From the obtained results, the main conclusions can be extracted as follows:

• The greatest modified behavior for specimens burned at 300 °C can be gained using steel fiber volume fraction 1.5%, regardless of the cooling method.
• Gradual-cooling method caused less negative effect upon the considered properties (compressive strength, splitting tensile strength, flexural strength, and absorbed energy) than the other cooling methods (sudden and foam).
• The largest negative influence upon the studied mechanical properties was detected in the case of sudden cooling compared to gradual cooling, while the effect of foam cooling was in between.

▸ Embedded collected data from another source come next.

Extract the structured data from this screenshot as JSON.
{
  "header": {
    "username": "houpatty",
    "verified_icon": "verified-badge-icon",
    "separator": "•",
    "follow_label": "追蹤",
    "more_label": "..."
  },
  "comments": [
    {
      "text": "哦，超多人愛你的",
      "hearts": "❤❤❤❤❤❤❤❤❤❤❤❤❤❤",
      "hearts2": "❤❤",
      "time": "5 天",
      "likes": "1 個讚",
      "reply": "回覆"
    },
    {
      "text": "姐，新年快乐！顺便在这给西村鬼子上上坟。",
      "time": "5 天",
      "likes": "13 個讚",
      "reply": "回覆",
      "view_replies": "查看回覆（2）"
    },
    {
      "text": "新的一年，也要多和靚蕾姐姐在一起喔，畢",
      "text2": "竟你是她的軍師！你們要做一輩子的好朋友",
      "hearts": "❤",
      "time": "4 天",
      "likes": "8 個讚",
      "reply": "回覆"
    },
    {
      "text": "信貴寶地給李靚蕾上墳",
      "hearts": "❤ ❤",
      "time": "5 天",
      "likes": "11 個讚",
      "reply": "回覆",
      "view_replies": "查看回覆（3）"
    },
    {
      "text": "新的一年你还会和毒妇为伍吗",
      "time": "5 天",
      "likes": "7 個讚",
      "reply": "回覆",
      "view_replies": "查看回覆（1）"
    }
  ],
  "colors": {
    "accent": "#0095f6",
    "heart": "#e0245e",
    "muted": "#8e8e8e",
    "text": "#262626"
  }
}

• Regarding sudden-cooling method, steel volume fraction 1.0% presented the perfect choice for burning temperatures exceeding 400 °C. It reduces the damage influence in the original properties after exposure to fire effect.
• The case of no steel fiber volume fraction presents the worst case regarding all burning temperatures compared to other percentages of steel fiber volume fraction used.
• RPC specimens of no steel fiber volume fraction spalled when burning over 500 °C.